Unrestricted immigration leads to a higher supply of labor that in turn shifts the supply curve and reduces the market equilibrium price for labor, per the laws of supply and demand. That leads to lower wages, which hurts domestic workers but helps both domestic suppliers and consumers of that product — both domestically and abroad.

For example, suppose the number of immigrants coming to the U.S. doubles from 1 million to 3 million, and the additional workers are willing to work for less, given that American wages would still top those in their home country. If that move cuts the equilibrium wage for cashiers to $9 to $8, that benefit is passed on to businesses like Walmart, Target and businesses large and small across that country. In turn, those suppliers can cut prices on goods, which benefits customers.

In that example, looser immigration laws directly benefit the immigrants, domestic sellers and domestic consumers while indirectly benefiting shareholders of the sellers. Only domestic laborers are worse off, though they also can enjoy cheaper goods from suppliers.

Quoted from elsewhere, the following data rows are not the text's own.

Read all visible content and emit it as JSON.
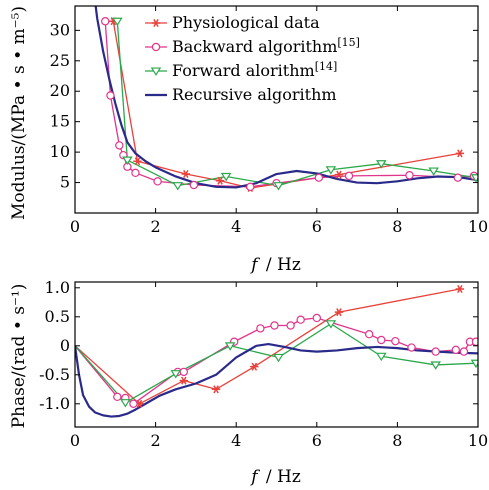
{
  "chart_data": [
    {
      "type": "line",
      "ylabel": "Modulus/(MPa • s • m⁻⁵)",
      "xlabel_italic": "f",
      "xlabel_unit": "/ Hz",
      "xlim": [
        0,
        10
      ],
      "ylim": [
        0,
        34
      ],
      "xticks": [
        0,
        2,
        4,
        6,
        8,
        10
      ],
      "yticks": [
        5,
        10,
        15,
        20,
        25,
        30
      ],
      "legend": {
        "position": "top-right",
        "entries": [
          {
            "key": "phys",
            "text": "Physiological data",
            "ref": ""
          },
          {
            "key": "back",
            "text": "Backward algorithm",
            "ref": "[15]"
          },
          {
            "key": "fwd",
            "text": "Forward alorithm",
            "ref": "[14]"
          },
          {
            "key": "rec",
            "text": "Recursive algorithm",
            "ref": ""
          }
        ]
      },
      "series": [
        {
          "key": "phys",
          "color": "#e8413c",
          "marker": "star",
          "x": [
            0.95,
            1.55,
            2.75,
            3.6,
            4.35,
            6.55,
            9.55
          ],
          "y": [
            31.5,
            8.5,
            6.4,
            5.3,
            4.1,
            6.3,
            9.8
          ]
        },
        {
          "key": "back",
          "color": "#e0358c",
          "marker": "circle",
          "x": [
            0.75,
            0.88,
            1.1,
            1.2,
            1.3,
            1.5,
            2.05,
            2.95,
            4.35,
            5.0,
            6.05,
            6.8,
            8.3,
            9.5,
            9.9
          ],
          "y": [
            31.5,
            19.3,
            11.1,
            9.5,
            7.6,
            6.6,
            5.2,
            4.6,
            4.3,
            4.9,
            5.8,
            6.1,
            6.2,
            5.8,
            6.1
          ]
        },
        {
          "key": "fwd",
          "color": "#2aa84a",
          "marker": "triangle-down",
          "x": [
            1.05,
            1.3,
            2.55,
            3.75,
            5.05,
            6.35,
            7.6,
            8.9,
            9.95
          ],
          "y": [
            31.5,
            8.7,
            4.5,
            6.0,
            4.5,
            7.1,
            8.1,
            6.9,
            5.8
          ]
        },
        {
          "key": "rec",
          "color": "#2a2a8a",
          "marker": "none",
          "x": [
            0.4,
            0.55,
            0.7,
            0.85,
            1.0,
            1.15,
            1.3,
            1.5,
            1.75,
            2.0,
            2.5,
            3.0,
            3.5,
            4.0,
            4.5,
            5.0,
            5.5,
            6.0,
            6.5,
            7.0,
            7.5,
            8.0,
            8.5,
            9.0,
            9.5,
            10.0
          ],
          "y": [
            40,
            32,
            26.5,
            22,
            18,
            14.5,
            11.6,
            9.8,
            8.5,
            7.5,
            6.0,
            4.9,
            4.3,
            4.2,
            4.9,
            6.4,
            6.9,
            6.5,
            5.6,
            5.0,
            4.9,
            5.2,
            5.7,
            6.0,
            5.9,
            5.4
          ]
        }
      ]
    },
    {
      "type": "line",
      "ylabel": "Phase/(rad • s⁻¹)",
      "xlabel_italic": "f",
      "xlabel_unit": "/ Hz",
      "xlim": [
        0,
        10
      ],
      "ylim": [
        -1.4,
        1.1
      ],
      "xticks": [
        0,
        2,
        4,
        6,
        8,
        10
      ],
      "yticks": [
        -1.0,
        -0.5,
        0,
        0.5,
        1.0
      ],
      "ytick_labels": [
        "-1.0",
        "-0.5",
        "0",
        "0.5",
        "1.0"
      ],
      "series": [
        {
          "key": "phys",
          "color": "#e8413c",
          "marker": "star",
          "x": [
            0.0,
            1.6,
            2.7,
            3.5,
            4.45,
            6.55,
            9.55
          ],
          "y": [
            0.0,
            -1.0,
            -0.6,
            -0.75,
            -0.36,
            0.58,
            0.98
          ]
        },
        {
          "key": "back",
          "color": "#e0358c",
          "marker": "circle",
          "x": [
            0.0,
            1.05,
            1.25,
            1.45,
            2.55,
            2.7,
            3.95,
            4.6,
            4.95,
            5.35,
            5.6,
            6.0,
            7.3,
            7.6,
            7.95,
            8.35,
            8.95,
            9.45,
            9.65,
            9.8,
            9.95
          ],
          "y": [
            0.0,
            -0.88,
            -0.9,
            -1.0,
            -0.45,
            -0.45,
            0.07,
            0.3,
            0.35,
            0.35,
            0.45,
            0.48,
            0.2,
            0.1,
            0.08,
            -0.03,
            -0.1,
            -0.07,
            -0.1,
            0.07,
            0.07
          ]
        },
        {
          "key": "fwd",
          "color": "#2aa84a",
          "marker": "triangle-down",
          "x": [
            0.0,
            1.25,
            2.5,
            3.85,
            5.05,
            6.35,
            7.6,
            8.95,
            9.95
          ],
          "y": [
            0.0,
            -0.98,
            -0.48,
            0.0,
            -0.2,
            0.38,
            -0.18,
            -0.33,
            -0.3
          ]
        },
        {
          "key": "rec",
          "color": "#2a2a8a",
          "marker": "none",
          "x": [
            0.0,
            0.1,
            0.2,
            0.35,
            0.5,
            0.7,
            0.9,
            1.1,
            1.3,
            1.5,
            1.8,
            2.1,
            2.5,
            3.0,
            3.5,
            4.0,
            4.5,
            4.8,
            5.2,
            5.6,
            6.0,
            6.5,
            7.0,
            7.5,
            8.0,
            8.5,
            9.0,
            9.5,
            10.0
          ],
          "y": [
            0.0,
            -0.5,
            -0.85,
            -1.05,
            -1.15,
            -1.2,
            -1.22,
            -1.21,
            -1.17,
            -1.1,
            -0.98,
            -0.86,
            -0.75,
            -0.65,
            -0.5,
            -0.2,
            0.0,
            0.03,
            -0.02,
            -0.08,
            -0.1,
            -0.08,
            -0.04,
            -0.02,
            -0.04,
            -0.08,
            -0.1,
            -0.12,
            -0.13
          ]
        }
      ]
    }
  ]
}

Therefore, immigration redistributes income for low-skilled American workers by increasing competition and driving down wages

That reflects economic theory cited by George Borjas, a Harvard immigration economist, in research published in the Center for Immigration Studies in April 2013. That cheaper labor benefits business owners and other users of immigrants with an economic surplus that can then be passed down to consumers via cheaper goods and services.

However, Borjas believes those benefits from cheap labor are offset or even slightly outweighed by the cost of providing government services to those immigrants. His research shows low-skilled immigration reduced incomes for Americans without high school educations by 3-5% over the past two decades without clearly benefiting the economy as a whole. 

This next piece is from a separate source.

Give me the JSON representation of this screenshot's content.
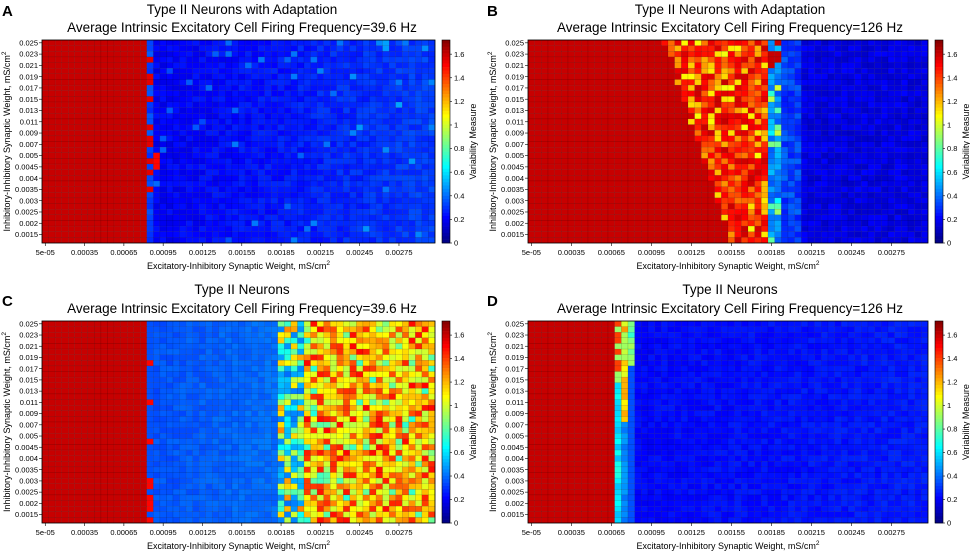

Other economists disagree and believe the harm from low-skilled wages is next to nothing, Giovanni Peri, an economist at the University of California, Davis, told The New York Times. He added that “the average American worker is more likely to lose than to gain from immigration restrictions.”

Borjas expressed support for the RAISE Act in Politico Magazine in 2017 because it raised the bar on skill for incoming immigrants and was the only economist the Trump administration cited research from to justify supporting the RAISE Act. However, he told The New York Times that restricting skilled immigration is a “political decision … not an economic decision.”

Ironically, Trump’s borderline obsession with the economy and desire to restrict skilled immigration through limits on skilled overseas’ workers visas are completely contradictory.

Leaders from American technology giants like Apple, Amazon, Google and Tesla sharply scolded Trump this summer for this near-sighted decision in the face of the pandemic, as foreign-born workers are crucial for these companies’ continued success and innovation.

Benefits from high-skilled immigration are abundantly clear, as Borjas noted in his Politico piece. Trump’s touted economist believes highly skilled immigrants complement America’s existing productivity structure, pay more in taxes, receive fewer government services, introduce knowledge and abilities, make the nation more productive and reduce income inequality.

Overall, the presence of all immigrants — both legal and illegal — adds $1.6 trillion in value to the U.S. economy each year, growing it by 11% annually, according to Borjas. He estimates that 97.8% of those benefits go to immigrants themselves, though that’s still a net benefit to the U.S.

In short, while economists disagree on the merits of unrestricted low-skilled immigration, there’s  little debate that restrictions on skilled immigration are harmful for the U.S. economy, not to mention highly skilled foreigners searching for opportunities in the land of the free.